Apakah gerakan mahasiswa Malaysia akan berkembang seperti di negara-negara lain, misalnya seperti di Indonesia, Cina, Korea Selatan (Korsel), atau Thailand? Itulah pertanyaannya.
Aksi mahasiswa di Bangkok (selain Indonesia, tentu saja), pada bulan Maret-April 1992, merupakan salah satu contoh keberhasilan gerakan mahasiswa. Mereka memrotes dan menuntut agar mantan Pangab Jenderal Suchinda Kraprayoon melepaskan jabatannya sebagai PM demi terciptanya demokrasi yang murni. Turunnya Suchinda, menandai mundurnya militer Thailand dari pemerintahan yang kemudian memberi jalan bagi pemerintahan yang dipilih secara demokratis. Posisi itu terus bertahan sampai saat ini.

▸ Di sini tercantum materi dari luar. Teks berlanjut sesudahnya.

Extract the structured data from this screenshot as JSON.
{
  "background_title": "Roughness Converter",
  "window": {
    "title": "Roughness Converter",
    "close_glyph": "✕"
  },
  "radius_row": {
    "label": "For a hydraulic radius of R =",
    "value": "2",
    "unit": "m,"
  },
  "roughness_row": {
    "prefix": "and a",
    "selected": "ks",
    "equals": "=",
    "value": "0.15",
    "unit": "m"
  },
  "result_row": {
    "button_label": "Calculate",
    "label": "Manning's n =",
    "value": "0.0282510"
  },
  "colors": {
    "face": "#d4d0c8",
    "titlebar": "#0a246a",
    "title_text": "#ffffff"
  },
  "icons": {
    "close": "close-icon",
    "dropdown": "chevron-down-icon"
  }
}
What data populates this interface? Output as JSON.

Gerakan mahasiswa Cina, memberikan contoh lain. Steven Mufson dalam International Herald Tribune, April lalu menulis, aksi demonstrasi para mahasiswa prodemokrasi di Lapangan Tiananmen, 1989, menebarkan benih-benih reformasi politik liberal di Beijing. Kaum intelektual di Beijing, kini, mulai berani bicara antara lain soal perlunya penghormatan hak-hak individu, perlunya pemilihan umum secara langsung, dan mengecam pemerintah komunis.
Bahkan, secara tidak langsung, tumbuh kesadaran di kalangan partai bahwa partai harus melakukan reformasi politik karena masyarakat Cina telah berubah dan perekonomian tumbuh semakin kompleks. Semula, memang, pemerintah Beijing menggolongkan aksi mahasiswa yang antara lain dipimpin Wang Dan itu sebagai gerakan subversif (sama dengan di banyak negara, termasuk di Indonesia, pada masa sebelum reformasi).

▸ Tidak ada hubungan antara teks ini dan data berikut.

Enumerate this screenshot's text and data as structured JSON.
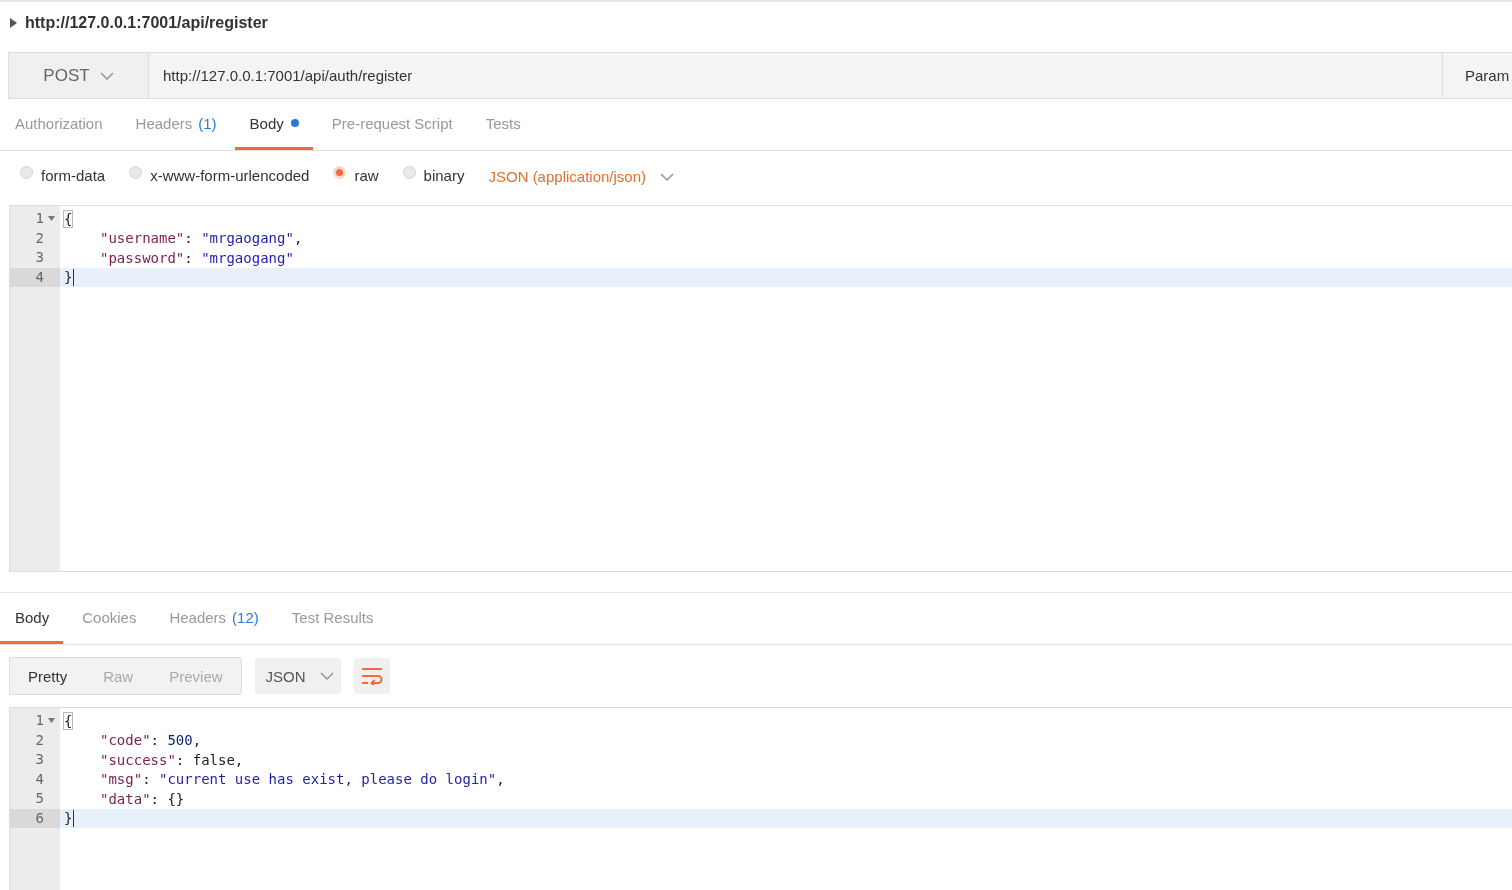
{
  "request": {
    "title": "http://127.0.0.1:7001/api/register",
    "method": "POST",
    "url": "http://127.0.0.1:7001/api/auth/register",
    "params_button": "Param"
  },
  "request_tabs": [
    {
      "label": "Authorization",
      "selected": false
    },
    {
      "label": "Headers",
      "count": "(1)",
      "selected": false
    },
    {
      "label": "Body",
      "dot": true,
      "selected": true
    },
    {
      "label": "Pre-request Script",
      "selected": false
    },
    {
      "label": "Tests",
      "selected": false
    }
  ],
  "body_types": [
    {
      "label": "form-data",
      "selected": false
    },
    {
      "label": "x-www-form-urlencoded",
      "selected": false
    },
    {
      "label": "raw",
      "selected": true
    },
    {
      "label": "binary",
      "selected": false
    }
  ],
  "content_type": "JSON (application/json)",
  "request_body": [
    {
      "num": "1",
      "fold": true,
      "active": false,
      "indented": false,
      "tokens": [
        {
          "kind": "punct",
          "text": "{",
          "matched": true
        }
      ]
    },
    {
      "num": "2",
      "fold": false,
      "active": false,
      "indented": true,
      "tokens": [
        {
          "kind": "key",
          "text": "\"username\""
        },
        {
          "kind": "punct",
          "text": ": "
        },
        {
          "kind": "string",
          "text": "\"mrgaogang\""
        },
        {
          "kind": "punct",
          "text": ","
        }
      ]
    },
    {
      "num": "3",
      "fold": false,
      "active": false,
      "indented": true,
      "tokens": [
        {
          "kind": "key",
          "text": "\"password\""
        },
        {
          "kind": "punct",
          "text": ": "
        },
        {
          "kind": "string",
          "text": "\"mrgaogang\""
        }
      ]
    },
    {
      "num": "4",
      "fold": false,
      "active": true,
      "indented": false,
      "tokens": [
        {
          "kind": "punct",
          "text": "}",
          "matched": false
        }
      ]
    }
  ],
  "response_tabs": [
    {
      "label": "Body",
      "selected": true
    },
    {
      "label": "Cookies",
      "selected": false
    },
    {
      "label": "Headers",
      "count": "(12)",
      "selected": false
    },
    {
      "label": "Test Results",
      "selected": false
    }
  ],
  "view_modes": [
    {
      "label": "Pretty",
      "selected": true
    },
    {
      "label": "Raw",
      "selected": false
    },
    {
      "label": "Preview",
      "selected": false
    }
  ],
  "response_format": "JSON",
  "response_body": [
    {
      "num": "1",
      "fold": true,
      "active": false,
      "indented": false,
      "tokens": [
        {
          "kind": "punct",
          "text": "{",
          "matched": true
        }
      ]
    },
    {
      "num": "2",
      "fold": false,
      "active": false,
      "indented": true,
      "tokens": [
        {
          "kind": "key",
          "text": "\"code\""
        },
        {
          "kind": "punct",
          "text": ": "
        },
        {
          "kind": "number",
          "text": "500"
        },
        {
          "kind": "punct",
          "text": ","
        }
      ]
    },
    {
      "num": "3",
      "fold": false,
      "active": false,
      "indented": true,
      "tokens": [
        {
          "kind": "key",
          "text": "\"success\""
        },
        {
          "kind": "punct",
          "text": ": false,"
        }
      ]
    },
    {
      "num": "4",
      "fold": false,
      "active": false,
      "indented": true,
      "tokens": [
        {
          "kind": "key",
          "text": "\"msg\""
        },
        {
          "kind": "punct",
          "text": ": "
        },
        {
          "kind": "string",
          "text": "\"current use has exist, please do login\""
        },
        {
          "kind": "punct",
          "text": ","
        }
      ]
    },
    {
      "num": "5",
      "fold": false,
      "active": false,
      "indented": true,
      "tokens": [
        {
          "kind": "key",
          "text": "\"data\""
        },
        {
          "kind": "punct",
          "text": ": {}"
        }
      ]
    },
    {
      "num": "6",
      "fold": false,
      "active": true,
      "indented": false,
      "tokens": [
        {
          "kind": "punct",
          "text": "}",
          "matched": false
        }
      ]
    }
  ]
}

Apa yang terjadi di Korsel, tak jauh berbeda dengan yang terjadi di negara lain. Demonstrasi mahasiswa di Korsel seakan menjadi bagian dari kehidupan politik di negeri itu, hingga kini. Yang menjadi taruhan para mahasiswa adalah pencarian sebuah pola hidup dan bermasyarakat yang lebih mengena pada aspirasi dasar mereka sebagai manusia. Mereka sangat tersentuh oleh masalah kualitas hidup, dan tak semata-mata soal demokrasi politik atau ekonomi belaka, tetapi lebih pada bagaimana kemanusiaan mereka benar-benar dihormati sebagai manusia oleh para penyelenggara negara.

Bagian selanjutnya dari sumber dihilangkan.